Long-dormant Bitcoin addresses have drawn renewed attention in recent months, with multiple Satoshi-era wallets showing movement after years of silence — making this latest reactivation part of a pattern already on the radar of onchain analysts.
A Bitcoin wallet that last saw activity in 2012 has transferred 0.00079 BTC, worth approximately $56, after sitting untouched for 13 years and seven months. The address, identified by its opening characters as “1NB3ZX…”, received 2,100 Bitcoin on July 5, 2012, when the asset traded at around $6.59 per coin. That initial outlay of roughly $13,800 is now worth approximately $147 million — an unrealized gain of more than 10,000x.
According to the report, onchain data from BitInfoCharts confirms the address was funded in a single large inflow and left completely untouched for nearly 14 years. Trackers Whale Alert and LookonChain, which monitor early-era Bitcoin addresses, flagged the movement.
The reaction among traders has been divided.
One camp treats the holder as a model of long-term conviction, with one widely circulated comment reading: “No leverage. No day trading. No stress. Just conviction and time. The hardest strategy is also the most profitable.” Others are less romantic about it.

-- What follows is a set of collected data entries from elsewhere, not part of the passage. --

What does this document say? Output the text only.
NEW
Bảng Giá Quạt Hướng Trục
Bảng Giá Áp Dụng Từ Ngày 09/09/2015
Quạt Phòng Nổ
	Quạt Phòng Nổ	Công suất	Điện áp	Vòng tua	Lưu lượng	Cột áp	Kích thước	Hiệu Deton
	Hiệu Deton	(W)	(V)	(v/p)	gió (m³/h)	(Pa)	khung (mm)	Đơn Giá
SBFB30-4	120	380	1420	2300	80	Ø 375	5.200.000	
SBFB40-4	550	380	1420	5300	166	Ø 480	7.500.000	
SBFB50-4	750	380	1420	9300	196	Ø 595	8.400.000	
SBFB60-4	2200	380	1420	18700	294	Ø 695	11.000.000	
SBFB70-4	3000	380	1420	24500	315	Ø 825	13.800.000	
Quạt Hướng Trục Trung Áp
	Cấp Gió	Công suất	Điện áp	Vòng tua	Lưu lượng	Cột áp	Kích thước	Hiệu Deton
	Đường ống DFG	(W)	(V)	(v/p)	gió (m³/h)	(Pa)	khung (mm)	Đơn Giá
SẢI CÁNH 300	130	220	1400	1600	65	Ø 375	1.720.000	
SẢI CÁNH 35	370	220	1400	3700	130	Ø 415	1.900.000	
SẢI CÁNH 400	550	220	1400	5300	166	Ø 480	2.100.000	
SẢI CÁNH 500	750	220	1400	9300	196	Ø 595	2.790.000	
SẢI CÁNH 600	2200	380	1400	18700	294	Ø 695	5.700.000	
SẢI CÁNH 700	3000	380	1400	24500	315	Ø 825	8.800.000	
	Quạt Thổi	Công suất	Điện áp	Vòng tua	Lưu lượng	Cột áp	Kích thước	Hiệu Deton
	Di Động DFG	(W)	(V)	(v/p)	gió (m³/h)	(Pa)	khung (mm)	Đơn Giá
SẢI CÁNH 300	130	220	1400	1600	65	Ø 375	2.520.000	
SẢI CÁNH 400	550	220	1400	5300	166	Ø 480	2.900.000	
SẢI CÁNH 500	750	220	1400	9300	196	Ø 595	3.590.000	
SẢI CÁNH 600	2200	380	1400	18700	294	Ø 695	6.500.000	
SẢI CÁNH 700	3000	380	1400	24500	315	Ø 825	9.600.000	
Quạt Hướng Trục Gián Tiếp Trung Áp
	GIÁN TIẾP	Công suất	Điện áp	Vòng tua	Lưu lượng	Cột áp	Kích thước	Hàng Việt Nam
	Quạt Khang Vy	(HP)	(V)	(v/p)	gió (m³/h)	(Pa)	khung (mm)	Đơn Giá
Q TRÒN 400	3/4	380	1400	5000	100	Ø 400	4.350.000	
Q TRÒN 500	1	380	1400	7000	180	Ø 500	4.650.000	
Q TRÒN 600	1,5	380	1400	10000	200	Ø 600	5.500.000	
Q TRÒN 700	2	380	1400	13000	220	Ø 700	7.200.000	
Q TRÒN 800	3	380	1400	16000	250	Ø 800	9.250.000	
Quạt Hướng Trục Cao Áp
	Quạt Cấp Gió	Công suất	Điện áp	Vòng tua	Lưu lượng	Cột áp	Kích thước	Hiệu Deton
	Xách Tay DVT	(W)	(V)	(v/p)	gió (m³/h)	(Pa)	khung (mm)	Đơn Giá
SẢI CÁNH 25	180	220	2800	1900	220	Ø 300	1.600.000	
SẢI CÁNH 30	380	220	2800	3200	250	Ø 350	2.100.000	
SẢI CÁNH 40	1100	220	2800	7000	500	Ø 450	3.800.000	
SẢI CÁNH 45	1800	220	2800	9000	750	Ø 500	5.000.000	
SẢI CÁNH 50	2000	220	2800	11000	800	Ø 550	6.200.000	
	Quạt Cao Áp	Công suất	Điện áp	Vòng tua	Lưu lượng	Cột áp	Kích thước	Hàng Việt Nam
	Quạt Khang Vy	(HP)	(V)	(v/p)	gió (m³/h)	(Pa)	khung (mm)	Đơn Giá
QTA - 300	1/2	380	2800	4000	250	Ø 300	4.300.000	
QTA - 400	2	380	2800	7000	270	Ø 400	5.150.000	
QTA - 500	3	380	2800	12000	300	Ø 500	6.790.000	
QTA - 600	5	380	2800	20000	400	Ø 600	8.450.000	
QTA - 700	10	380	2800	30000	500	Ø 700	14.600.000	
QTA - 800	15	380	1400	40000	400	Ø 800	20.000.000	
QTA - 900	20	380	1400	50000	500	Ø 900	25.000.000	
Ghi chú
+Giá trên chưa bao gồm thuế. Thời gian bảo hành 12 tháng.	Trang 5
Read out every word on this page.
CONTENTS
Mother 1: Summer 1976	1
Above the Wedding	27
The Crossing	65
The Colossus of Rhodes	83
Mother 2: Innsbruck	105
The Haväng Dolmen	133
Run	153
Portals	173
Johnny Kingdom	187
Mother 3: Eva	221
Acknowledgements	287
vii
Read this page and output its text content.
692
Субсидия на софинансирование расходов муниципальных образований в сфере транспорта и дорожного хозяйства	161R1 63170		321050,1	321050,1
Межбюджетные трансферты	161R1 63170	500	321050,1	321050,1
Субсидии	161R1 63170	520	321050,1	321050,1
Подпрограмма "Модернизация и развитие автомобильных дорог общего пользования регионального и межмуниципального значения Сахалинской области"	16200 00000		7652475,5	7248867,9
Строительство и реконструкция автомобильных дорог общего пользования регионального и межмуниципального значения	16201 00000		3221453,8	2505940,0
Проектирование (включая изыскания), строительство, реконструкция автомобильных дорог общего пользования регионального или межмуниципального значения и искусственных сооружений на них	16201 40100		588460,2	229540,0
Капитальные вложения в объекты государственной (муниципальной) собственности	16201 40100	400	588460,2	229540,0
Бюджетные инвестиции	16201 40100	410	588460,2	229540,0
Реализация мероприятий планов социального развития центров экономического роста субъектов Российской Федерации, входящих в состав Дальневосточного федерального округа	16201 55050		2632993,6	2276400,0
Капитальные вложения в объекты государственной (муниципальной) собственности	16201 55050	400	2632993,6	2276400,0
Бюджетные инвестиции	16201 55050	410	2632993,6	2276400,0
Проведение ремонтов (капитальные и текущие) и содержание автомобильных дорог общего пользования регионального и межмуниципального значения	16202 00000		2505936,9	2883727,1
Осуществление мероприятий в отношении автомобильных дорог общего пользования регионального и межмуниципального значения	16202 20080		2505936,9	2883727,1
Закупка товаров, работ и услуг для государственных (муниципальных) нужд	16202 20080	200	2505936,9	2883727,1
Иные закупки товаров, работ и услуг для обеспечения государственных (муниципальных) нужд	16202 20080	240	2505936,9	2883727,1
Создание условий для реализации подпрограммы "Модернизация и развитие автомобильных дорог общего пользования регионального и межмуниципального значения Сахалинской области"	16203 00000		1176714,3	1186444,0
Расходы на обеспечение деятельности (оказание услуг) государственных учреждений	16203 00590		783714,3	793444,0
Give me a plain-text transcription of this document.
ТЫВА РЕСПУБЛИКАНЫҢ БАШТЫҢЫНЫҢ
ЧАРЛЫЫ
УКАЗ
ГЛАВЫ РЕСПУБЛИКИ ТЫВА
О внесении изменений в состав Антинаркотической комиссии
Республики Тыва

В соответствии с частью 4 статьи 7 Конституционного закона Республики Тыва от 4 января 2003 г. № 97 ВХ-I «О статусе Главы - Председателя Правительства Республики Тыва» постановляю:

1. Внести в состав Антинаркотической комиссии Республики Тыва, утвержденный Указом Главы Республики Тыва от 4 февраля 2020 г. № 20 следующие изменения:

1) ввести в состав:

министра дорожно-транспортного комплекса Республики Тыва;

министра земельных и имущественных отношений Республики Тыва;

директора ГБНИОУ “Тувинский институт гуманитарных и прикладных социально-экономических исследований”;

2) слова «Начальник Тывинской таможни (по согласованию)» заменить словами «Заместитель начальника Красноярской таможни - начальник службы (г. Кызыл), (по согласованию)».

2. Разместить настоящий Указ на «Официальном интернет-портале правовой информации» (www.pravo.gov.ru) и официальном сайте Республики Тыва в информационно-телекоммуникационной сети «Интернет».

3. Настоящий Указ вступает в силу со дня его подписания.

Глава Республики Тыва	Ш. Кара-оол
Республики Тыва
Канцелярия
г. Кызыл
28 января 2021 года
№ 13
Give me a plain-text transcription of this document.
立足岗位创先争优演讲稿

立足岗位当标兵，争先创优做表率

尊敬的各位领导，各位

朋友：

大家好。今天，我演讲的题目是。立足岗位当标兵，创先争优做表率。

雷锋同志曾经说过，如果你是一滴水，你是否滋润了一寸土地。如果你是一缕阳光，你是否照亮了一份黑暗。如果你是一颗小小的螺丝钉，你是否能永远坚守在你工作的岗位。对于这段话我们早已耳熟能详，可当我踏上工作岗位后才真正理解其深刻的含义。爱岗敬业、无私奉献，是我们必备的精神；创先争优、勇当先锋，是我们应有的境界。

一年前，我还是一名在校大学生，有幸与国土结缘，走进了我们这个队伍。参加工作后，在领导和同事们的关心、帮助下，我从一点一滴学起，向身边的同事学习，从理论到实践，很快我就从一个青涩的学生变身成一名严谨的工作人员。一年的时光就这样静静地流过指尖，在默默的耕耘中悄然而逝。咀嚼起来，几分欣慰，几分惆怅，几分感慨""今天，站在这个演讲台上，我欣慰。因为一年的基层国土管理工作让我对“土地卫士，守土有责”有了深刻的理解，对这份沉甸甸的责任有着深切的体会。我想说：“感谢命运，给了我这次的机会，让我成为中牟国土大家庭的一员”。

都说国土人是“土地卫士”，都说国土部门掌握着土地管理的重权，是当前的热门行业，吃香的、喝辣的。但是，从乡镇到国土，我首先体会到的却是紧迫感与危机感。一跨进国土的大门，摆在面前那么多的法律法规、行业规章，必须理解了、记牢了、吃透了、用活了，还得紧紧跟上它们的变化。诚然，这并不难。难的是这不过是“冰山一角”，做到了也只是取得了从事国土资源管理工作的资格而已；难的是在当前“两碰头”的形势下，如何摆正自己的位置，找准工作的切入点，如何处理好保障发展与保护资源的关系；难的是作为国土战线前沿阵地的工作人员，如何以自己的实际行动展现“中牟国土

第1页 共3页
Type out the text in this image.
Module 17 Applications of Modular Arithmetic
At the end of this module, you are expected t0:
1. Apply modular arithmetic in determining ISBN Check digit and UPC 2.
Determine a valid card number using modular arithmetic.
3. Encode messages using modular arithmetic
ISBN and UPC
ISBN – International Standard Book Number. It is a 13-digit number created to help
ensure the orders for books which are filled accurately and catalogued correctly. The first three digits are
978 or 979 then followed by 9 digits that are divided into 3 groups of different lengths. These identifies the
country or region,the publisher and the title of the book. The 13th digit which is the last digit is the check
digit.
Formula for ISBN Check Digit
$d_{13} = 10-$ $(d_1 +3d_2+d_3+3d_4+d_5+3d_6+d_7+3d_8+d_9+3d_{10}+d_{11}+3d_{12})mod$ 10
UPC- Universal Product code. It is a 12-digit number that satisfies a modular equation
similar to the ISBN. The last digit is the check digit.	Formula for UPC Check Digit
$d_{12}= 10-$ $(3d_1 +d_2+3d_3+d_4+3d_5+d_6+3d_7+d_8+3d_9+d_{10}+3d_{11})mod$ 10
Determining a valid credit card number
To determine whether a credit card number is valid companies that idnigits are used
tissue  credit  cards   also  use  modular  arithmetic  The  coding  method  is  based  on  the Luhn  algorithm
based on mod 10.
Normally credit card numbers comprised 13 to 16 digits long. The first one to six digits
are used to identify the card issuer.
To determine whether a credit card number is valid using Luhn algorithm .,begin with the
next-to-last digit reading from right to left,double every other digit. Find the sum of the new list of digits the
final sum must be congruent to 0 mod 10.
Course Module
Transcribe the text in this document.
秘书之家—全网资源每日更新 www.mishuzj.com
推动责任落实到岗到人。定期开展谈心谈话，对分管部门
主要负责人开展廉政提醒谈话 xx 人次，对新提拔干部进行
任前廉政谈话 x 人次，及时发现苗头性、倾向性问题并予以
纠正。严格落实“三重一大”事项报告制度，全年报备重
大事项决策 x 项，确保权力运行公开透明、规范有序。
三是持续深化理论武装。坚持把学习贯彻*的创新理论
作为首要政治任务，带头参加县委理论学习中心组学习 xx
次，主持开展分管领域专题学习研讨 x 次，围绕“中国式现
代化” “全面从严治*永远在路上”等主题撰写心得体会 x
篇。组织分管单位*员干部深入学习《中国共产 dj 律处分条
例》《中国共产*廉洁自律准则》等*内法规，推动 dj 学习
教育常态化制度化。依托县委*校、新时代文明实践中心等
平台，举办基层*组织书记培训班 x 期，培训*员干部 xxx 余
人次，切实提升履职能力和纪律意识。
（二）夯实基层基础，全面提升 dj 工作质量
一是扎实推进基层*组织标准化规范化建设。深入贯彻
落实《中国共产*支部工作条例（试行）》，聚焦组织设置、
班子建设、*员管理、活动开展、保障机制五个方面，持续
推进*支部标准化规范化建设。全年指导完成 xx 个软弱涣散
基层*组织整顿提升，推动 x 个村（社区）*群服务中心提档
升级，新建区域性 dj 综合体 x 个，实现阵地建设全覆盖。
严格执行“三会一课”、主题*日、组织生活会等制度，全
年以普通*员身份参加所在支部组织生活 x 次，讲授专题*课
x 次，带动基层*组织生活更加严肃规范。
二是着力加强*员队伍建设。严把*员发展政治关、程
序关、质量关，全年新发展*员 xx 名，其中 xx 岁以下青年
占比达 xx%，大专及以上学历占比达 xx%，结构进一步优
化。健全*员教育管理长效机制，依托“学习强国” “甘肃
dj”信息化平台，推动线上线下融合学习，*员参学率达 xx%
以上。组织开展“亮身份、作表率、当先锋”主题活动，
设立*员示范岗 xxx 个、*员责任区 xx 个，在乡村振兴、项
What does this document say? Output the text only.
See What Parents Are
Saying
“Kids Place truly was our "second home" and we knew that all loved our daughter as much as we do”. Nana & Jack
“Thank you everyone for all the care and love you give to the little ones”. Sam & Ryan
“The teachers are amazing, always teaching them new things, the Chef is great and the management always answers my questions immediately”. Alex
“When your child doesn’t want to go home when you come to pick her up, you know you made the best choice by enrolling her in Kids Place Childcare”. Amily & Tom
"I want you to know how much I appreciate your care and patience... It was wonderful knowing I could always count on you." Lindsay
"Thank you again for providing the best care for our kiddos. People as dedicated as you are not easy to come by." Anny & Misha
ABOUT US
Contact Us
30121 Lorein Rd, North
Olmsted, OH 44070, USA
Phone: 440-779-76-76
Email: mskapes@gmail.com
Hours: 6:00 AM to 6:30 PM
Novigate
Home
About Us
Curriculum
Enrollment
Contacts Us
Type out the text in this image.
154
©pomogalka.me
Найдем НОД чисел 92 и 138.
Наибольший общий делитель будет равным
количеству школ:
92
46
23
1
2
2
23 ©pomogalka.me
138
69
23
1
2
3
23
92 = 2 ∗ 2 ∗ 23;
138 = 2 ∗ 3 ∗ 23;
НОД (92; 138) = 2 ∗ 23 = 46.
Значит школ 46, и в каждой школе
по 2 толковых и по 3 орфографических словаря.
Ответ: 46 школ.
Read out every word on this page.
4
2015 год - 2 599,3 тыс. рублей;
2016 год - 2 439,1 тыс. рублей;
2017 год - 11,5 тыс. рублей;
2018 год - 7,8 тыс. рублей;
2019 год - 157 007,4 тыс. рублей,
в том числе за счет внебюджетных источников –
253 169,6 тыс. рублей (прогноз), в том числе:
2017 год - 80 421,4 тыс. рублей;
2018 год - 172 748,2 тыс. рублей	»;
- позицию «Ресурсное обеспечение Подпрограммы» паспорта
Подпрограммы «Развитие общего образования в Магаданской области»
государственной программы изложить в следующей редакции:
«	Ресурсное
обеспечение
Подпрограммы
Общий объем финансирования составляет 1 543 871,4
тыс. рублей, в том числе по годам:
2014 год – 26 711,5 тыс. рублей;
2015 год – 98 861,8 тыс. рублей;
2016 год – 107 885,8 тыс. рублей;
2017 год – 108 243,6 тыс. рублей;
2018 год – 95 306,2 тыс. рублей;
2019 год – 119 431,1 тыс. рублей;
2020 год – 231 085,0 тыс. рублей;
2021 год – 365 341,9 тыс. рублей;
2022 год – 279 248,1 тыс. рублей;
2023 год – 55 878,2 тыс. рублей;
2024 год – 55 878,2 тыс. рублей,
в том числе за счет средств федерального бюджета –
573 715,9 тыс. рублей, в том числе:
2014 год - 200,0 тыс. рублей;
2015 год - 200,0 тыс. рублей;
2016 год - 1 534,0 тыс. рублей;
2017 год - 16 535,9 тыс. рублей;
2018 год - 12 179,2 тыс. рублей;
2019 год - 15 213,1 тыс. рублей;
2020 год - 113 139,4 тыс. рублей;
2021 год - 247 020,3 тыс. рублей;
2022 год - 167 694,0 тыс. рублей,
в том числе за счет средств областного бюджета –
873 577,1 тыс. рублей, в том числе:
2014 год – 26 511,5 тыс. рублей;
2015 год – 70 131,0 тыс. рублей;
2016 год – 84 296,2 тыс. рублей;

A competing interpretation holds that the wallet’s owner recently recovered their seed phrase or private key, and sent a small test transaction before moving a larger sum — standard practice among long-inactive holders who want to confirm they still control a wallet and that the destination address is correct before committing real volume.
A second dormant giant moved in January
This reactivation follows a similar event in January, when a separate address that first accumulated Bitcoin in 2013 transferred its entire balance of approximately 909 BTC — then valued at around $85 million — to a new wallet after more than 13 years of dormancy. That holder locked in a gain of roughly 13,900x on coins originally acquired for less than $7 each.
Two major Satoshi-era moves within months of each other.
What comes next for the 2,100 BTC
The $56 transfer represents a fraction of the wallet’s total holdings, and the onchain community is now watching closely to see whether the remaining 2,100 BTC moves toward exchanges or fresh addresses in the days ahead. A test transaction of this size, according to the report, is consistent with behavior seen among holders who have been inactive for extended periods and are preparing for a larger transfer — though the wallet has not yet sent anything further.
Disclaimer: The information provided in this article is for educational and informational purposes only and does not constitute financial or investment advice.